Generally, reciprocal exemptions are granted to individuals and foreign corporations that don’t have permanent establishments (PE) in the other country and that meet other requirements related to the duration, scope and nature of activities. PE is a term normally defined in a treaty. The challenge today is the definitions are often based upon brick and mortar operations and not on businesses involved in technology where intangibles are the main assets.
In addition, Sec. 6114 provides a taxpayer who takes the position that a treaty reduces or eliminates U.S. tax liability must disclose that position on Form 8833, “Treaty-Based Return Position Disclosure Under Section 6114 or 7701(b),” which a tax preparer will attach to a tax return unless the position qualifies for a waiver. There can be penalties assessed if Form 8833 is not filed, even though the taxpayer is exempt from U.S. taxes.

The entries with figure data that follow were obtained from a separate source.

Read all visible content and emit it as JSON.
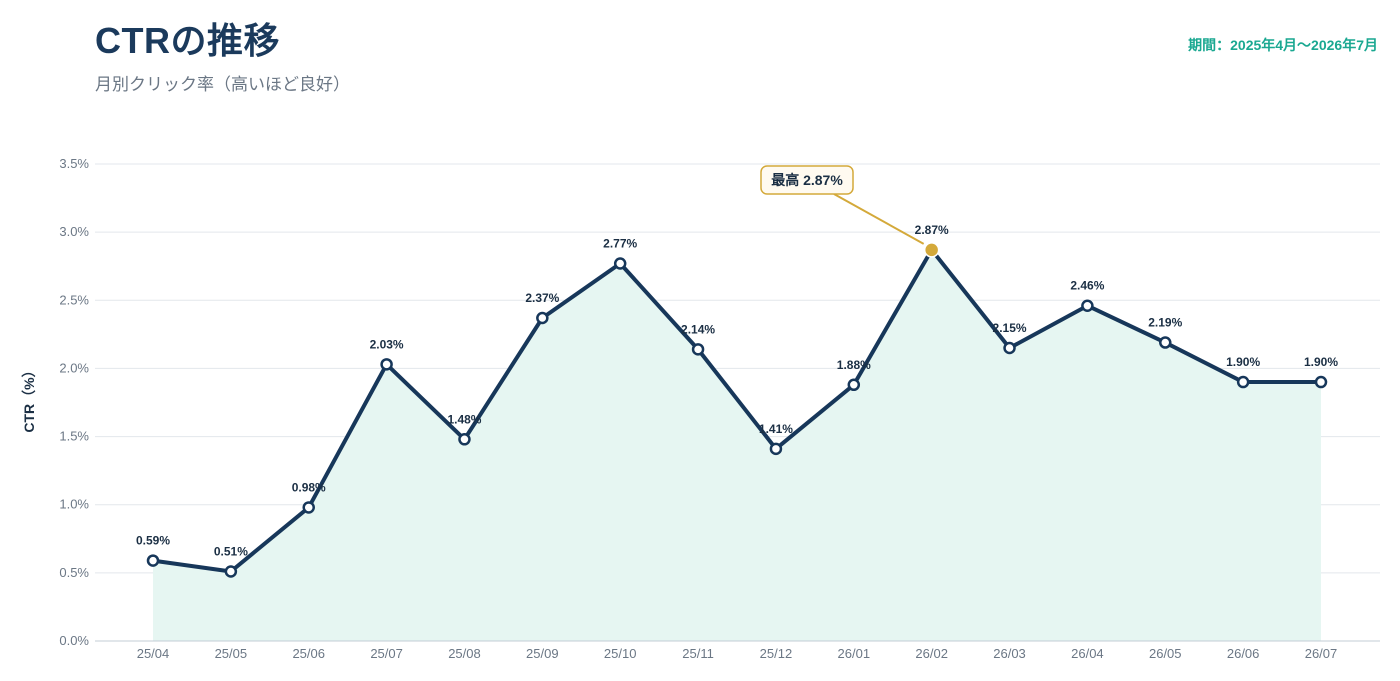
{
  "header": {
    "title": "CTRの推移",
    "subtitle": "月別クリック率（高いほど良好）",
    "period": "期間：2025年4月〜2026年7月"
  },
  "chart_data": {
    "type": "line",
    "x": [
      "25/04",
      "25/05",
      "25/06",
      "25/07",
      "25/08",
      "25/09",
      "25/10",
      "25/11",
      "25/12",
      "26/01",
      "26/02",
      "26/03",
      "26/04",
      "26/05",
      "26/06",
      "26/07"
    ],
    "series": [
      {
        "values": [
          0.59,
          0.51,
          0.98,
          2.03,
          1.48,
          2.37,
          2.77,
          2.14,
          1.41,
          1.88,
          2.87,
          2.15,
          2.46,
          2.19,
          1.9,
          1.9
        ]
      }
    ],
    "data_labels": [
      "0.59%",
      "0.51%",
      "0.98%",
      "2.03%",
      "1.48%",
      "2.37%",
      "2.77%",
      "2.14%",
      "1.41%",
      "1.88%",
      "2.87%",
      "2.15%",
      "2.46%",
      "2.19%",
      "1.90%",
      "1.90%"
    ],
    "ylabel": "CTR（%）",
    "ylim": [
      0,
      3.5
    ],
    "yticks": [
      0,
      0.5,
      1.0,
      1.5,
      2.0,
      2.5,
      3.0,
      3.5
    ],
    "ytick_labels": [
      "0.0%",
      "0.5%",
      "1.0%",
      "1.5%",
      "2.0%",
      "2.5%",
      "3.0%",
      "3.5%"
    ],
    "grid": true,
    "annotation": {
      "index": 10,
      "text": "最高 2.87%"
    },
    "colors": {
      "line": "#17375a",
      "fill": "#e6f6f2",
      "highlight": "#d4a93a",
      "grid": "#e3e7ec"
    }
  }
}
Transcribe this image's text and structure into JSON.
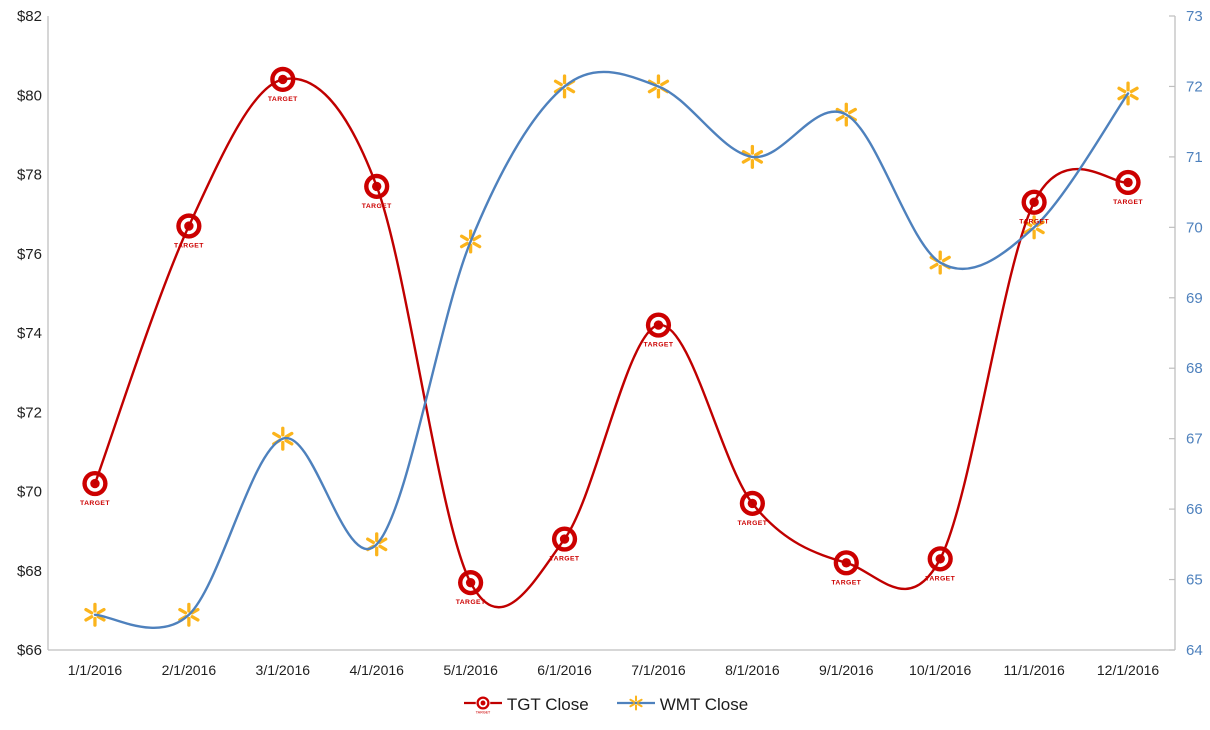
{
  "chart_data": {
    "type": "line",
    "title": "",
    "x_categories": [
      "1/1/2016",
      "2/1/2016",
      "3/1/2016",
      "4/1/2016",
      "5/1/2016",
      "6/1/2016",
      "7/1/2016",
      "8/1/2016",
      "9/1/2016",
      "10/1/2016",
      "11/1/2016",
      "12/1/2016"
    ],
    "series": [
      {
        "name": "TGT Close",
        "axis": "left",
        "line_color": "#C00000",
        "marker": "target-bullseye-icon",
        "marker_color": "#CC0000",
        "point_label": "TARGET",
        "point_label_color": "#CC0000",
        "values": [
          70.2,
          76.7,
          80.4,
          77.7,
          67.7,
          68.8,
          74.2,
          69.7,
          68.2,
          68.3,
          77.3,
          77.8
        ]
      },
      {
        "name": "WMT Close",
        "axis": "right",
        "line_color": "#4E81BD",
        "marker": "walmart-spark-icon",
        "marker_color": "#FBB41C",
        "point_label": "",
        "values": [
          64.5,
          64.5,
          67.0,
          65.5,
          69.8,
          72.0,
          72.0,
          71.0,
          71.6,
          69.5,
          70.0,
          71.9
        ]
      }
    ],
    "left_axis": {
      "min": 66,
      "max": 82,
      "step": 2,
      "tick_labels": [
        "$82",
        "$80",
        "$78",
        "$76",
        "$74",
        "$72",
        "$70",
        "$68",
        "$66"
      ],
      "label_color": "#1f1f1f"
    },
    "right_axis": {
      "min": 64,
      "max": 73,
      "step": 1,
      "tick_labels": [
        "73",
        "72",
        "71",
        "70",
        "69",
        "68",
        "67",
        "66",
        "65",
        "64"
      ],
      "label_color": "#4E81BD"
    },
    "x_axis": {
      "label_color": "#1f1f1f"
    },
    "axis_line_color": "#BFBFBF",
    "grid": false,
    "smooth_lines": true,
    "legend_position": "bottom"
  }
}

Income tax treaties usually cover only federal income taxes. Thus, unless an income tax treaty provides otherwise, neither excise taxes in general nor the excise tax on net investment income of private foundations in particular is a covered tax under U.S. income tax treaties. Then of course there are state and local sales/use taxes, as well as state income and franchise taxes. It is not usual to have a foreign corporation that is exempt from filing a Form 1120 or Form 1120-F, yet still has to file several state income tax returns (or sales tax returns) where they operate.
Have There Been Any Recent Developments?
As one might expect, changes to international tax treaties tend to happen regularly. For example, in late December 2023, the IRS issued Notice 2024-11, which updated the list of treaties that meet the requirements of Sec. 1(h)(11) regarding “qualified dividends.”
Sec. 1(h)(11) generally provides that a dividend paid to an individual shareholder from either a domestic corporation or a “qualified foreign corporation” is subject to tax at the reduced rates applicable to certain capital gains. According to the guidance, qualified foreign corporations are “certain foreign corporations that are eligible for benefits of a comprehensive income tax treaty with the United States that the Secretary [of the U.S. Department of the Treasury] determines is satisfactory for purposes of this provision and that includes an exchange of information program.”
Notice 2024-11 announced the current list of U.S. tax treaties that meet the Sec. 1(h)(11) requirements has been updated to include:
Helping You Take Advantage of Treaties
Businesses and individuals involved in international transactions should be aware of the potential impact of a tax treaty in foreign countries where they do business — if one exists.